C’est ainsi que les libéraux distillent au sein de la démocratie une notion du Mal qui consiste à ne pas avoir l’honneur d’assurer sa subsistance par son travail, alors que les techniques de pointe excluent la main-d’œuvre de masse.
Au lieu de voir une condamnation de la populace, « il serait justifié d’y voir les effets négatifs de la société civile sur les individus par ce dont elle les prive, à savoir leur humanité, en les réduisant à une abstraction indéfinie » (1)
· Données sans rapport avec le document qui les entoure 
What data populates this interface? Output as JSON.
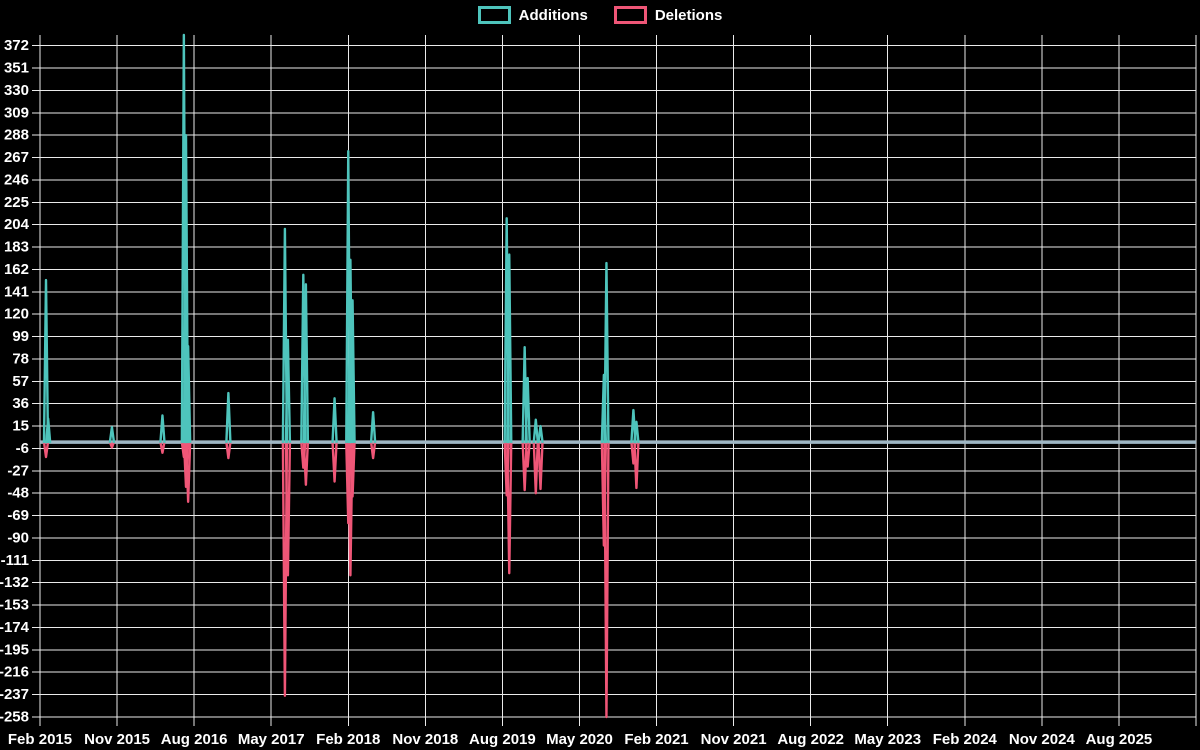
{
  "legend": {
    "additions_label": "Additions",
    "deletions_label": "Deletions"
  },
  "chart_data": {
    "type": "line",
    "title": "",
    "xlabel": "",
    "ylabel": "",
    "background_color": "#000000",
    "grid_color": "#eaeaea",
    "text_color": "#ffffff",
    "zero_line_color": "#9fb7c4",
    "legend_position": "top-center",
    "grid": "on",
    "x_axis": {
      "labels": [
        "Feb 2015",
        "Nov 2015",
        "Aug 2016",
        "May 2017",
        "Feb 2018",
        "Nov 2018",
        "Aug 2019",
        "May 2020",
        "Feb 2021",
        "Nov 2021",
        "Aug 2022",
        "May 2023",
        "Feb 2024",
        "Nov 2024",
        "Aug 2025"
      ],
      "months_per_gridline": 9,
      "total_months_shown": 135
    },
    "y_axis": {
      "min": -258,
      "max": 382,
      "tick_step": 21,
      "ticks": [
        372,
        351,
        330,
        309,
        288,
        267,
        246,
        225,
        204,
        183,
        162,
        141,
        120,
        99,
        78,
        57,
        36,
        15,
        -6,
        -27,
        -48,
        -69,
        -90,
        -111,
        -132,
        -153,
        -174,
        -195,
        -216,
        -237,
        -258
      ]
    },
    "series": [
      {
        "name": "Additions",
        "color": "#4ec4bc",
        "direction": "positive"
      },
      {
        "name": "Deletions",
        "color": "#ef5677",
        "direction": "negative"
      }
    ],
    "points": [
      {
        "m": 0.7,
        "week": "Feb 2015",
        "additions": 152,
        "deletions": -14
      },
      {
        "m": 0.95,
        "week": "Mar 2015",
        "additions": 22,
        "deletions": 0
      },
      {
        "m": 8.4,
        "week": "Oct 2015",
        "additions": 14,
        "deletions": -5
      },
      {
        "m": 14.3,
        "week": "Apr 2016",
        "additions": 25,
        "deletions": -10
      },
      {
        "m": 16.8,
        "week": "Jul 2016",
        "additions": 382,
        "deletions": -14
      },
      {
        "m": 17.05,
        "week": "Jul 2016",
        "additions": 288,
        "deletions": -42
      },
      {
        "m": 17.3,
        "week": "Jul 2016",
        "additions": 90,
        "deletions": -56
      },
      {
        "m": 22.0,
        "week": "Dec 2016",
        "additions": 46,
        "deletions": -15
      },
      {
        "m": 28.6,
        "week": "Jun 2017",
        "additions": 200,
        "deletions": -238
      },
      {
        "m": 28.95,
        "week": "Jul 2017",
        "additions": 96,
        "deletions": -125
      },
      {
        "m": 30.75,
        "week": "Aug 2017",
        "additions": 157,
        "deletions": -24
      },
      {
        "m": 31.05,
        "week": "Sep 2017",
        "additions": 148,
        "deletions": -40
      },
      {
        "m": 34.4,
        "week": "Dec 2017",
        "additions": 41,
        "deletions": -37
      },
      {
        "m": 36.0,
        "week": "Feb 2018",
        "additions": 273,
        "deletions": -76
      },
      {
        "m": 36.25,
        "week": "Feb 2018",
        "additions": 171,
        "deletions": -125
      },
      {
        "m": 36.5,
        "week": "Feb 2018",
        "additions": 133,
        "deletions": -51
      },
      {
        "m": 38.9,
        "week": "Apr 2018",
        "additions": 28,
        "deletions": -15
      },
      {
        "m": 54.5,
        "week": "Aug 2019",
        "additions": 210,
        "deletions": -50
      },
      {
        "m": 54.8,
        "week": "Sep 2019",
        "additions": 176,
        "deletions": -123
      },
      {
        "m": 56.6,
        "week": "Oct 2019",
        "additions": 89,
        "deletions": -45
      },
      {
        "m": 56.95,
        "week": "Nov 2019",
        "additions": 60,
        "deletions": -23
      },
      {
        "m": 57.9,
        "week": "Nov 2019",
        "additions": 21,
        "deletions": -48
      },
      {
        "m": 58.45,
        "week": "Dec 2019",
        "additions": 15,
        "deletions": -44
      },
      {
        "m": 65.85,
        "week": "Jul 2020",
        "additions": 63,
        "deletions": -97
      },
      {
        "m": 66.15,
        "week": "Aug 2020",
        "additions": 168,
        "deletions": -258
      },
      {
        "m": 69.3,
        "week": "Nov 2020",
        "additions": 30,
        "deletions": -20
      },
      {
        "m": 69.65,
        "week": "Nov 2020",
        "additions": 19,
        "deletions": -43
      }
    ]
  }
}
La philosophie qui rompt avec les bases du capitalisme énoncées par Adam Smith, couvre une période à peu près de la durée de vie d’un François Guizot, Historien et homme politique français, qui va de 1787 à 1874. Nourrie à la fois du contrat social ou Principes du droit politique de Jean-Jacques Rousseau, publié en 1762, et de « La Richesse des nations », publié en 1776, textes fondateurs du libéralisme économique d’Adam Smith, avec le point de rupture complet du « Capital » de Marx, publié en 1867.
Nos universités qui forment aujourd’hui les philosophes et les économistes sautent gaillardement cette période faste de la philosophie. Ce sont donc des intellectuels aux formations lacunaires, comme l’incertain Charles Michel et le culotté Gérard Miller qui donnent le la, dans une fanfare de cuistres privée de ses cuivres.
Ils sont à leur corps défendant, ce qu’on appelle des « imbéciles instruits ».
---
1. Jean-Claude Bourdin « Hegel et la question sociale », Revue germanique internationale.